Am 22. September 2022 beendete die Schweizerische Nationalbank (SNB) nach fast acht Jahren die Ära der Negativzinsen und hob den Leitzins auf 0,5 Prozent an. Die SNB trug damit der hohen Inflation Rechnung. Diese lag in der Schweiz im August bei 3,5 Prozent und damit weit über dem Nationalbankenziel von 2 Prozent. Im europäischen und weltweiten Vergleich steht die Schweiz damit aber noch gut da.
So liegen die Teuerungsraten in der Euro-Zone und in den USA, aber auch in Grossbritannien weit über denen der Schweiz. Die entsprechenden Notenbanken haben auch bereits um einiges höhere Leitzinsen als in der Schweiz, auch wenn die Europäische Zentralbank (EZB) noch sehr lange mit der Zinswende zögerte.
In der westlichen Welt gehen die britische Bank of England und die Federal Reserve in den USA mit den Zinserhöhungen voran. Grossbritannien bekämpft dabei zusätzlich zur Inflation auch noch den drastischen Verfall des Pfunds.
Einzig Japan entzieht sich bisher dem globalen Trend und hält an Negativzinsen fest. Die Notenbank hält die aktuelle Teuerung für nicht nachhaltig und will deshalb keine höheren Zinsen. Folge ist ein starker Wertverlust der Landeswährung Yen. Der Yen verlor zuletzt so stark an Wert, dass die Regierung im September 2022 zum ersten Mal seit 24 Jahren am Devisenmarkt eingriff, um den Absturz zu stoppen.
Zinssenkungen sind bei den wichtigsten Zentralbanken zurzeit die Ausnahme. Zu den Querschlägern gehört die Chinesische Volksbank, die die Zinsen wegen der Immobilienkrise und der schwächelnden Wirtschaft infolge der Zero-Covid-Politik senkte. Mit einem Leitzins von 3,65 liegt China damit nur noch weniger als einen 0,5-Prozent-Zinsschritt über der Fed.

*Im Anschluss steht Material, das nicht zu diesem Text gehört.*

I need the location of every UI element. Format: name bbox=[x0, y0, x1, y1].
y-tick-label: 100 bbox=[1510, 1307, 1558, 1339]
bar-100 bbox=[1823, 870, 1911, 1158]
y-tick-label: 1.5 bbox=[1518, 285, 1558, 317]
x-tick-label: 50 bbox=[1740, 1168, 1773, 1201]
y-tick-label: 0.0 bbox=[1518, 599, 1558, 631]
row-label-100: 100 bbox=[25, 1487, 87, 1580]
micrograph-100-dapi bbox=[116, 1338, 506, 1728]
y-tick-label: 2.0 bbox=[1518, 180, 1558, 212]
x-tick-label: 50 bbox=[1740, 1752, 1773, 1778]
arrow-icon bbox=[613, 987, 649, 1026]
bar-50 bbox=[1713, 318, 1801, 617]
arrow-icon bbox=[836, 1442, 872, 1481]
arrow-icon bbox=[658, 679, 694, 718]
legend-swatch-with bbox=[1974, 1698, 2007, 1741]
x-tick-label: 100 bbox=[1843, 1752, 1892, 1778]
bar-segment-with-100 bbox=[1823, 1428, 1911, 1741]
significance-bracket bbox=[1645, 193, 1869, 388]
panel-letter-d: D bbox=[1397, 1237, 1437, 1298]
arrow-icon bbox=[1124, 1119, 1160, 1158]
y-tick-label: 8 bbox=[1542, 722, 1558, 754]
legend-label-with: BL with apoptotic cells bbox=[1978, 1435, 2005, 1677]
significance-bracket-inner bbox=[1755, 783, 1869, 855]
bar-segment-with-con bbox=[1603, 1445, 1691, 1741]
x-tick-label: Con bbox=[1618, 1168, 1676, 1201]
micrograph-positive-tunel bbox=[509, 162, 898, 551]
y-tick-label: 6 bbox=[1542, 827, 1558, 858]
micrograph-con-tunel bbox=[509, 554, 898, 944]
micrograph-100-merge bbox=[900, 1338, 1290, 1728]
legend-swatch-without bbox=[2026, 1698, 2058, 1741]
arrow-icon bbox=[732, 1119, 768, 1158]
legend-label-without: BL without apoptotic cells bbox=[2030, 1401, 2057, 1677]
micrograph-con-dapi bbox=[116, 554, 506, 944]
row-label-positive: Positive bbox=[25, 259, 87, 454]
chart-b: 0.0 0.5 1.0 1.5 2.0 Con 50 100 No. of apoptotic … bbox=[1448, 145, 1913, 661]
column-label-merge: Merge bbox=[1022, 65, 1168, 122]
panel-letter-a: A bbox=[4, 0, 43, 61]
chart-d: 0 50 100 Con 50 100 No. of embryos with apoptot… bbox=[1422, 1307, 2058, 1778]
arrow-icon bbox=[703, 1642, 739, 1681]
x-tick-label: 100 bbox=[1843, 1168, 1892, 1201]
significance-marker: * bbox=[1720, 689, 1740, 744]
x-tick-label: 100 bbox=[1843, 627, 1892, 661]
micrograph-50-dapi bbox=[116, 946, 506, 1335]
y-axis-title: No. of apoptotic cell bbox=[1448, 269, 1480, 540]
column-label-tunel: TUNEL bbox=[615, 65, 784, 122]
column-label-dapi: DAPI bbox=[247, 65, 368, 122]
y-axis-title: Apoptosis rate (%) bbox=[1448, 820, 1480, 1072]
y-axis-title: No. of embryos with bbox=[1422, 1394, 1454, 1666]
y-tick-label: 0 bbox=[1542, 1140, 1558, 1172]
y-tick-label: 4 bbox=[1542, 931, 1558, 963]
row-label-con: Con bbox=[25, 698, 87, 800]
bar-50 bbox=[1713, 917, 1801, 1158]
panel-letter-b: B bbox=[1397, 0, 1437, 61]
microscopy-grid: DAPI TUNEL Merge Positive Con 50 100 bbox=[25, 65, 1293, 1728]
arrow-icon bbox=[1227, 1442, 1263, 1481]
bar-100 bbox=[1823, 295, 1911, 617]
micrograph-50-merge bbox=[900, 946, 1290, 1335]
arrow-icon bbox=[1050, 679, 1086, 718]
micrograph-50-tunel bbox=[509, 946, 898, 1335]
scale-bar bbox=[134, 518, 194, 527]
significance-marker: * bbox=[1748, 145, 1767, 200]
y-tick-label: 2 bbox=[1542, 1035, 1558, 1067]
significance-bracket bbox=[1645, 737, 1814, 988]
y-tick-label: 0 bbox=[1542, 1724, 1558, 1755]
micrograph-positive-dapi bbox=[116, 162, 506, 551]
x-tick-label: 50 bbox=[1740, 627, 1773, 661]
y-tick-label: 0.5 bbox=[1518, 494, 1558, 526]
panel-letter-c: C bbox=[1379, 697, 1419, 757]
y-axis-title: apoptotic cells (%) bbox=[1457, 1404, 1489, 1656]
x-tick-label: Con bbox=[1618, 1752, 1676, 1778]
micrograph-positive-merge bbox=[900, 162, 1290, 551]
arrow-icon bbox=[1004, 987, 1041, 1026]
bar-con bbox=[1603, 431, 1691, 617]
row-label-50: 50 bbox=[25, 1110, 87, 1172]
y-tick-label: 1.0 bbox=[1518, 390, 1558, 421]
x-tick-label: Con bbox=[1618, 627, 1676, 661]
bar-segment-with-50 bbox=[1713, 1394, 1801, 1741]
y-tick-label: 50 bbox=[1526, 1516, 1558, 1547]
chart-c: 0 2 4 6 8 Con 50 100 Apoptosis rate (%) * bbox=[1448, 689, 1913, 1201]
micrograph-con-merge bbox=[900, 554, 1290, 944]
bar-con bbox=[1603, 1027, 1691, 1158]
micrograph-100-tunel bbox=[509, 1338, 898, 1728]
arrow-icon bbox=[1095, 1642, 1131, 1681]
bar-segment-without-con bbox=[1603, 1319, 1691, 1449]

Zinssenkungen trotz Inflation
Weitere Aussenseiter sind Russland und die Türkei. Im Fall von Russland erhöhte die Notenbank nach dem Einmarsch in die Ukraine die Zinsen stark, um den Rubel-Verfall wegen der westlichen Sanktionen zu stoppen. Als der Rubel wieder erstarkte, konnte Russland den Leitzins wieder senken, auf zuletzt noch 7,5 Prozent. Dennoch kämpft das Land mit einer hohen Inflation von 14 Prozent im August.
In der Türkei ist die Inflation sogar völlig aus dem Ruder gelaufen. Sie stieg im August auf 80 Prozent zum Vorjahresmonat. Die Schwäche der Währung Lira macht importierte Waren immer teurer und der russische Angriff auf die Ukraine erhöhte zudem die Preise von Energieträgern und Getreide. Dazu kommt die Politik der Notenbank, die nach den Vorgaben des Präsidenten Recep Tayyip Erdogan nichts gegen die Teuerung unternimmt.
Erdogan ist ein strikter Gegner höherer Zinsen, die die Inflation dämpfen könnten. Die Zentralbank senkte deshalb den Leitzins entgegen der volkswirtschaftlichen Notwendigkeit im September von 13 auf 12 Prozent. Dennoch ist dies im internationalen Vergleich weiterhin ein hoher Zinssatz.